Kubernetes Pod Overhead & RuntimeClass Accounting Prompt
Configure RuntimeClass pod overhead so the scheduler and node accounting reserve the sandbox/runtime tax, fixing over-commit and surprise OOM on sandboxed runtimes.
- Target user
- Operators running gVisor, Kata, or other sandboxed runtimes
- Difficulty
- Intermediate
- Tools
- Claude, ChatGPT
The prompt
You are a senior Kubernetes node engineer who runs sandboxed runtimes and knows that RuntimeClass `overhead` adds a fixed per-pod resource tax that the scheduler counts and the kubelet enforces against node allocatable, separate from the containers' own requests.
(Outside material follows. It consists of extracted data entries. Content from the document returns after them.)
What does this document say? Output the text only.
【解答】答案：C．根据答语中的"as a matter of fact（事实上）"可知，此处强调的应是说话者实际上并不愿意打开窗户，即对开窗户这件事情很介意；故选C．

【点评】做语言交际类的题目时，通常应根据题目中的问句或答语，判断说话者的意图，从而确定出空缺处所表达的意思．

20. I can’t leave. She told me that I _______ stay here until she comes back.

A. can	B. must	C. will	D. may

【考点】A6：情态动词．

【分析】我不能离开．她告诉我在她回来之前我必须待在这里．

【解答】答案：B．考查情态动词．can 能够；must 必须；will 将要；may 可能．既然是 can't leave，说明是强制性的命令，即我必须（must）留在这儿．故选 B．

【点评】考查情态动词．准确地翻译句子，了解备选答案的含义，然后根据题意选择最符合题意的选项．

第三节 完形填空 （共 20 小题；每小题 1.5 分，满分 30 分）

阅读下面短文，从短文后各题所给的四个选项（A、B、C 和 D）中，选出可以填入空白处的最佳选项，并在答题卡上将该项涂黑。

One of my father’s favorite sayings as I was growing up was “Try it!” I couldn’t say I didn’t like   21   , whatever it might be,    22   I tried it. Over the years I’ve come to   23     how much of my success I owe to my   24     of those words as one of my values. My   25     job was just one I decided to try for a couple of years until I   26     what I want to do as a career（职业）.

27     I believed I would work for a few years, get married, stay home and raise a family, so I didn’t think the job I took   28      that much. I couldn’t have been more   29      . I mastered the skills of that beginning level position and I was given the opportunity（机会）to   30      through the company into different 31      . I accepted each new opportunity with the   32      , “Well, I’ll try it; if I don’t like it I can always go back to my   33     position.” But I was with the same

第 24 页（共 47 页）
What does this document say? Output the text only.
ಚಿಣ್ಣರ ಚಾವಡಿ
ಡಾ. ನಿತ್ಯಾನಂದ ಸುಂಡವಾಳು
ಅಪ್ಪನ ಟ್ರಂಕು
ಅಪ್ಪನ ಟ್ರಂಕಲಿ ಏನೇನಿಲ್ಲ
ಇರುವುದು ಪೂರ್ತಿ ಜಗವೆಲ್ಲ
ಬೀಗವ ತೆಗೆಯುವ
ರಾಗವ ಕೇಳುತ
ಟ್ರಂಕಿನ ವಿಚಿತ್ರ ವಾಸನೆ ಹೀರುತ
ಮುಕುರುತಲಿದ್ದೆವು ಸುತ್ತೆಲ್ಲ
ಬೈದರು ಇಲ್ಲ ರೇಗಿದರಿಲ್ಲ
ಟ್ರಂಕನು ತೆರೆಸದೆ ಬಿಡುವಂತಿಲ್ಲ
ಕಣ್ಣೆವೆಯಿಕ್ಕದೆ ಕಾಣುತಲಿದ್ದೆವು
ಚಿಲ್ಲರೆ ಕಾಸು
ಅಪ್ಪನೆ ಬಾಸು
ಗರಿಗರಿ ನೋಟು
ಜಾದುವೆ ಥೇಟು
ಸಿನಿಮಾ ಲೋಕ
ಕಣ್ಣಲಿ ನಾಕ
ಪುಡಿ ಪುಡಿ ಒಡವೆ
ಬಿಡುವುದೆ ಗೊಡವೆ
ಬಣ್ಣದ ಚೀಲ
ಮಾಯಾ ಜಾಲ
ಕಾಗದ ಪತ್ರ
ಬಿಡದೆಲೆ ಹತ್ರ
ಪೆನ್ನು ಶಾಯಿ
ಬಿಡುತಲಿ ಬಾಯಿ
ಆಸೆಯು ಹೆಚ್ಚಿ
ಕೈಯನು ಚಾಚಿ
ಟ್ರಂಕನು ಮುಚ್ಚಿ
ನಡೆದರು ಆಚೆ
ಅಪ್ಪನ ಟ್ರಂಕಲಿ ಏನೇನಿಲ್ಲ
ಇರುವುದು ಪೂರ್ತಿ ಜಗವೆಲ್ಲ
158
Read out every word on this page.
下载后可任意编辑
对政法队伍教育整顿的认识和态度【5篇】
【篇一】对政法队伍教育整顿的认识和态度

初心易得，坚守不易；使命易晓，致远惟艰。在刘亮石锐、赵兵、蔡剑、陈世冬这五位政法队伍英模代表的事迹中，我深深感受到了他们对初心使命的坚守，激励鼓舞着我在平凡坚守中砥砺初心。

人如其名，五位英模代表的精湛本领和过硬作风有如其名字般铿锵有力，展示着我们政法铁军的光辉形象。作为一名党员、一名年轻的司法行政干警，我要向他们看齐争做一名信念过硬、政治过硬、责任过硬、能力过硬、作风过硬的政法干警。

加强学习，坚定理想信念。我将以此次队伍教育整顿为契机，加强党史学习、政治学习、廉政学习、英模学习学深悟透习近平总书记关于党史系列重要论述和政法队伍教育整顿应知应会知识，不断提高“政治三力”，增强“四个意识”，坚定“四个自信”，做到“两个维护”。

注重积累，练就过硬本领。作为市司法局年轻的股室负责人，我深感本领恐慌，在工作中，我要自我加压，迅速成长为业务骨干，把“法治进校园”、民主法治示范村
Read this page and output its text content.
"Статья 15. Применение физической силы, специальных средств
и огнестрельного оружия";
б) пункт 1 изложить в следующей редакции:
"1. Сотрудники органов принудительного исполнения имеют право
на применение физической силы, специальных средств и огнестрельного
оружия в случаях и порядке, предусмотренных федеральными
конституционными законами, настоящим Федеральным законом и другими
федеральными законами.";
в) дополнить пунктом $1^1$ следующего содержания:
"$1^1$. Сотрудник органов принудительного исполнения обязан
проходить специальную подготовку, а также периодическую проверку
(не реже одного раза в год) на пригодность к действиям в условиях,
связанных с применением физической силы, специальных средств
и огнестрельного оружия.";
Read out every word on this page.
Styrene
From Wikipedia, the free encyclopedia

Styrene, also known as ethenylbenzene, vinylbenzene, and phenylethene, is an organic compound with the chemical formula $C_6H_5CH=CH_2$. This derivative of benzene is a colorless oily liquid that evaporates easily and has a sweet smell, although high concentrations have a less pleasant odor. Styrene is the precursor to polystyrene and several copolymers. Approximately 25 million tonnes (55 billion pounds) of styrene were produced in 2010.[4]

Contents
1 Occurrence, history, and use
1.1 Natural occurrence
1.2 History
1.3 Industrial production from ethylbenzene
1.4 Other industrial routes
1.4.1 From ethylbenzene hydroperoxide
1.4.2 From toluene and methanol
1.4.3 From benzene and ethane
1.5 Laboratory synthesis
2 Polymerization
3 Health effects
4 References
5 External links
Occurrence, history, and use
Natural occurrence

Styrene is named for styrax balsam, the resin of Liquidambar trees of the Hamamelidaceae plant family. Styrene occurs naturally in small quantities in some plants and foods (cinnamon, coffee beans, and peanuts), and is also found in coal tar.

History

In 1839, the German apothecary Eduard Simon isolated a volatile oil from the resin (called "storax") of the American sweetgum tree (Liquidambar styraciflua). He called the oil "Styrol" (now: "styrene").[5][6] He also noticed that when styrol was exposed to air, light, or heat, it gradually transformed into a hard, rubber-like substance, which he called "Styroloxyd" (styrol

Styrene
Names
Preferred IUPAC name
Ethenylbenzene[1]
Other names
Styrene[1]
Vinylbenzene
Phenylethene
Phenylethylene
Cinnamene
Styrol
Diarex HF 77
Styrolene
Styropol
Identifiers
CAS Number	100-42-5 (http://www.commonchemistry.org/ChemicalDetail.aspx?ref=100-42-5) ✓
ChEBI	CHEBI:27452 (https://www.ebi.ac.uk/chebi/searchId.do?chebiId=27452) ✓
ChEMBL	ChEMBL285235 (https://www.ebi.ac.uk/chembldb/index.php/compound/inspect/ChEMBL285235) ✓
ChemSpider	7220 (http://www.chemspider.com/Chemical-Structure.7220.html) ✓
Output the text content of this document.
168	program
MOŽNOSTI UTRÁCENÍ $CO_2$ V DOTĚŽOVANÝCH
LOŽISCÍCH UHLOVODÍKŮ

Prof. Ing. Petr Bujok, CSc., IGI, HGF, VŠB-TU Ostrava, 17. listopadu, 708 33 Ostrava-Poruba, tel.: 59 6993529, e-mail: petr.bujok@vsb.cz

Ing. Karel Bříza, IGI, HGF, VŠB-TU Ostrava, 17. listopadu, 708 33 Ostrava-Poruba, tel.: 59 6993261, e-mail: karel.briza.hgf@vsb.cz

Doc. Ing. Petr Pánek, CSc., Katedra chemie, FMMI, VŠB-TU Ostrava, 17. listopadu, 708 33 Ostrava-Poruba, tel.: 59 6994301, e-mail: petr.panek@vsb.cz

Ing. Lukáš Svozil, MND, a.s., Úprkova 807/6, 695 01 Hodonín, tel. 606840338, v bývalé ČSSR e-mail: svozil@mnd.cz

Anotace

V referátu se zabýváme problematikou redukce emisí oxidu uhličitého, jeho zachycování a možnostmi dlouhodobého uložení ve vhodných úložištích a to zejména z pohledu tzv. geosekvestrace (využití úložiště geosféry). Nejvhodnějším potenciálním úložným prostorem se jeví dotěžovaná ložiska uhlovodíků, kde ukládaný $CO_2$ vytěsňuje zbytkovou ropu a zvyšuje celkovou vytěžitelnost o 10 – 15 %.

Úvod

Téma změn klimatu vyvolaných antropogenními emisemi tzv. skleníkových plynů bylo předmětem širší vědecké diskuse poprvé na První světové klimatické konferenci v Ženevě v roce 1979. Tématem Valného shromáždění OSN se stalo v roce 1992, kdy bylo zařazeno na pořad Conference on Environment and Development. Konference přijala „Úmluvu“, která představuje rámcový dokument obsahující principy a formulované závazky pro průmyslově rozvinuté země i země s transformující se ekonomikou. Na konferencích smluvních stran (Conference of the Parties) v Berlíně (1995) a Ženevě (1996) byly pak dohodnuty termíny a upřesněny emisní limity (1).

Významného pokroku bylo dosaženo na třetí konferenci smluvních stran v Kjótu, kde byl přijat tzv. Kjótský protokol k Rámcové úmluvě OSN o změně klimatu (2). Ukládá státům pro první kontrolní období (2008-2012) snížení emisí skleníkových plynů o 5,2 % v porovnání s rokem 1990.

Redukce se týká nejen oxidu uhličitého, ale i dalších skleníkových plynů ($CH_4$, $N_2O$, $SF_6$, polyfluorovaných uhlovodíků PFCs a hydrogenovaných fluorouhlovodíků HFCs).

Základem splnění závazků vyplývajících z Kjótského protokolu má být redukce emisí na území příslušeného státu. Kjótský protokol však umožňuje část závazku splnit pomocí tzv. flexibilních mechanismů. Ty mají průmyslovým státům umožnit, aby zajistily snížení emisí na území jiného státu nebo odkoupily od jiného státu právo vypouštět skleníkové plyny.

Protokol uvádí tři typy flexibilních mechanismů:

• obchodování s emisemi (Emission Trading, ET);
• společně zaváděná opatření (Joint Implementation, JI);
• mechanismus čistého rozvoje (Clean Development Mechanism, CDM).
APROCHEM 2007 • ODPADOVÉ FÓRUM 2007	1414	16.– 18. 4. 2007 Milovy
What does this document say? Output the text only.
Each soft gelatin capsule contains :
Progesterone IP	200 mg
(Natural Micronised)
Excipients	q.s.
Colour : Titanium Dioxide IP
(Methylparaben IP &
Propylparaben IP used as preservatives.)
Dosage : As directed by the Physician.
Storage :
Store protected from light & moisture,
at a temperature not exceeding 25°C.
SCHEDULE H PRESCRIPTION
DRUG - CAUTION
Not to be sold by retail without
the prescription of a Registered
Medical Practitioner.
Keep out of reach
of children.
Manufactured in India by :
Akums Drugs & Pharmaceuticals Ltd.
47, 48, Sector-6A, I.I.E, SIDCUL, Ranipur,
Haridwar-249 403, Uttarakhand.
I will provide: - The RuntimeClass and runtime handler I use (gVisor/runsc, Kata, etc.) - Measured per-pod baseline cost of the sandbox (memory and CPU it consumes empty) - Symptoms I'm seeing (nodes over-committed, pods OOM-killed, scheduler packing too many pods per node) Your job: 1. **Measure the tax** — explain how to determine real per-pod overhead by comparing node usage with N idle sandboxed pods vs zero, isolating the runtime's fixed cost. 2. **Set the overhead** — write the RuntimeClass `overhead.podFixed` for cpu and memory, and explain how it's added on top of container requests for scheduling and cgroup limits. 3. **Show the accounting math** — for an example pod, compute effective requests/limits = container sum + overhead, and how that reduces pods-per-node vs the naive count. 4. **Verify enforcement** — confirm the PodOverhead behavior is active and that `kubectl describe node` allocatable math reflects the overhead. 5. **Tune against symptoms** — if pods OOM, the memory overhead is too low; if nodes are underpacked, it's too high; give the adjustment loop. 6. **Guard quota interplay** — note how overhead counts toward ResourceQuota and LimitRange so namespace budgets stay honest. Output as: (a) the RuntimeClass YAML with `overhead.podFixed`, (b) a worked per-pod accounting example, and (c) the verification and tuning commands. Mark DESTRUCTIVE any change to overhead on a RuntimeClass already in use, since it re-computes scheduling for new pods and can suddenly make a packed node refuse them.